Murray Altheim wrote:

The second problem is as Larry points out is the file with
embedded xml from different namespaces. [...]
It would be nice from the browsers
point of view if it had prior knowledge of the namespaces before
downloading the document, because then it could either


This is one of the (pardon my French) stupidities of embedding what
is essentially prolog information deep within an instance.


I believe that the intention was to allow scoping.

In
traditional SGML systems the benefit of having a prolog is that the
engine can learn all about the document instance *before* it begins
processing. This is simply poor design on the part of XML Namespaces,


No, because the WG originally came up with an unscoped design with
everything in a prolog; but feedback was that this design was
insufficient.

probably brought about by design constrains or 'market pressure'.

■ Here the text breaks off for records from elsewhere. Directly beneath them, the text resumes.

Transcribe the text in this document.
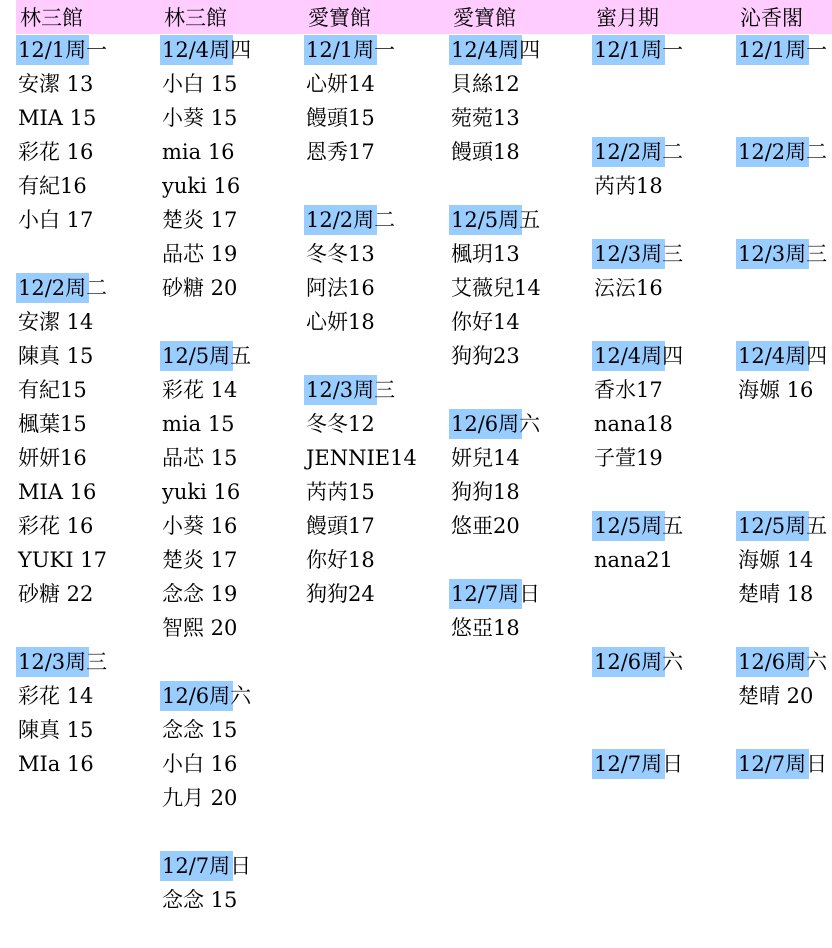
林三館
12/1周一
安潔 13
MIA 15
彩花 16
有紀16
小白 17
12/2周二
安潔 14
陳真 15
有紀15
楓葉15
妍妍16
MIA 16
彩花 16
YUKI 17
砂糖 22
12/3周三
彩花 14
陳真 15
MIa 16
林三館
12/4周四
小白 15
小葵 15
mia 16
yuki 16
楚炎 17
品芯 19
砂糖 20
12/5周五
彩花 14
mia 15
品芯 15
yuki 16
小葵 16
楚炎 17
念念 19
智熙 20
12/6周六
念念 15
小白 16
九月 20
12/7周日
念念 15
愛寶館
12/1周一
心妍14
饅頭15
恩秀17
12/2周二
冬冬13
阿法16
心妍18
12/3周三
冬冬12
JENNIE14
芮芮15
饅頭17
你好18
狗狗24
愛寶館
12/4周四
貝絲12
菀菀13
饅頭18
12/5周五
楓玥13
艾薇兒14
你好14
狗狗23
12/6周六
妍兒14
狗狗18
悠亜20
12/7周日
悠亞18
蜜月期
12/1周一
12/2周二
芮芮18
12/3周三
沄沄16
12/4周四
香水17
nana18
子萱19
12/5周五
nana21
12/6周六
12/7周日
沁香閣
12/1周一
12/2周二
12/3周三
12/4周四
海嫄 16
12/5周五
海嫄 14
楚晴 18
12/6周六
楚晴 20
12/7周日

It was indeed brought about by design constraints; specifically, the
need to be useful. You might not like the specific choices that were
made, but it is misrepresentation to call it "stupid" and "poor design".

Others such as Murray (I hope I am not mis-interpreting him!)
have pointed out that they would like a more general solution,
because they feel that an XHTML mime type will keep XHTML off
in it's own landscape and not encourage it to join the more
general XML solution.


Well, yes. And since there is a strong requirement that a solution be
found for XML, if a stop-gap solution is arrived at for XHTML it will
probably be *different* than XML, which would further push XHTML off
into its own unique landscape. I doubt vendors would want to do both.

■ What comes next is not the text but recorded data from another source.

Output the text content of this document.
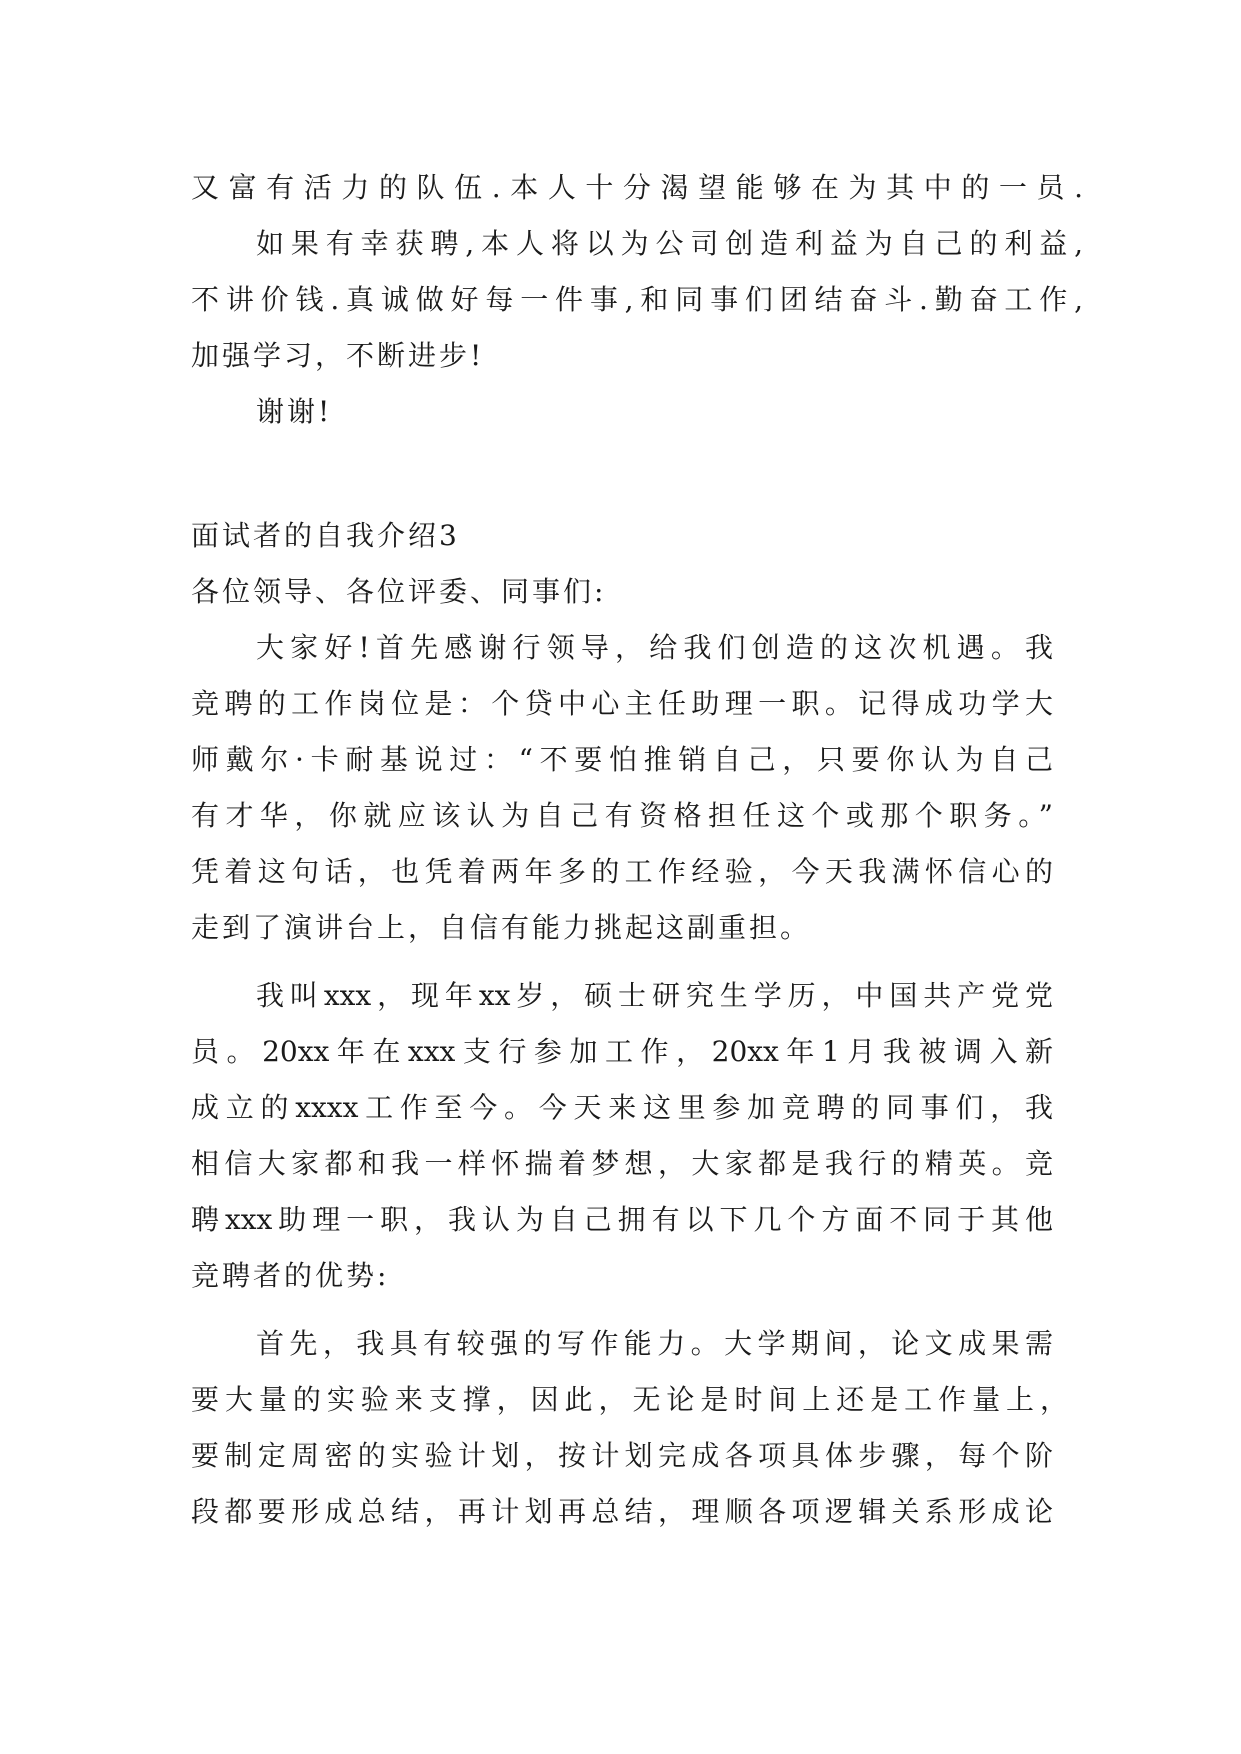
又富有活力的队伍.本人十分渴望能够在为其中的一员.
如果有幸获聘,本人将以为公司创造利益为自己的利益,
不讲价钱.真诚做好每一件事,和同事们团结奋斗.勤奋工作,
加强学习，不断进步!
谢谢!
面试者的自我介绍3
各位领导、各位评委、同事们:
大家好!首先感谢行领导，给我们创造的这次机遇。我
竞聘的工作岗位是：个贷中心主任助理一职。记得成功学大
师戴尔·卡耐基说过：“不要怕推销自己，只要你认为自己
有才华，你就应该认为自己有资格担任这个或那个职务。”
凭着这句话，也凭着两年多的工作经验，今天我满怀信心的
走到了演讲台上，自信有能力挑起这副重担。
我叫xxx，现年xx岁，硕士研究生学历，中国共产党党
员。20xx年在xxx支行参加工作，20xx年1月我被调入新
成立的xxxx工作至今。今天来这里参加竞聘的同事们，我
相信大家都和我一样怀揣着梦想，大家都是我行的精英。竞
聘xxx助理一职，我认为自己拥有以下几个方面不同于其他
竞聘者的优势:
首先，我具有较强的写作能力。大学期间，论文成果需
要大量的实验来支撑，因此，无论是时间上还是工作量上，
要制定周密的实验计划，按计划完成各项具体步骤，每个阶
段都要形成总结，再计划再总结，理顺各项逻辑关系形成论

Actually, if the choices are to label it as text/html or text/xml, the
worry is that text/html will be chosen which, indeed, keeps HTML of in
its own landscape; it means that processors have no way to distinguish
between well-formed xml in the xhtml namespace, and  totally unspecified
"real world"html with all its myriad undocumented parsing tricks for
alleged backwards compatibility.

So, being able to say "this uses HTML semantics, but is well formed xml"
is very valuable. A specific MIME type is the obvious way to achieve
that.

As Rick has pointed out, XHTML is 'application-specific', but no
more so than MathML or any other XML application that requires
specialized processing not provided in a stylesheet. It also happens
to be potentially the most widely used XML markup language, and a
framework for creation of many others. So we all need to work together
to create a solution that works for both XHTML and XML in general.


If an instance is well formed xml, and uses just the xhtml namespace,
and thus can be validated, label it as text/xhtml.

If an instance is well formed xml, and uses multiple namespaces (and
thus, until schemas arive, cannot be validated) call it text/xml if you
don't have a better and more precise name.

If an instance is, well, stuff (not well formed, could be anything, like
real-world html) then call it text/html. The battle to have text/html
bear any resemblance to its defining spec was lost long ago. Processors
that accept text/html have to be prepared to process just about
anything; if it happens to be well formed xml, well, such processors

a) will not even notice
b) will not parse it according to the xml spec in any case

As a result, anything labelled as text/html is a dead loss in terms of
consistent parse trees between implementations; with expected results on
CSS, XSL, the DOM, and anything else that depends on a clean parse tree.

--
Chris

--
Chris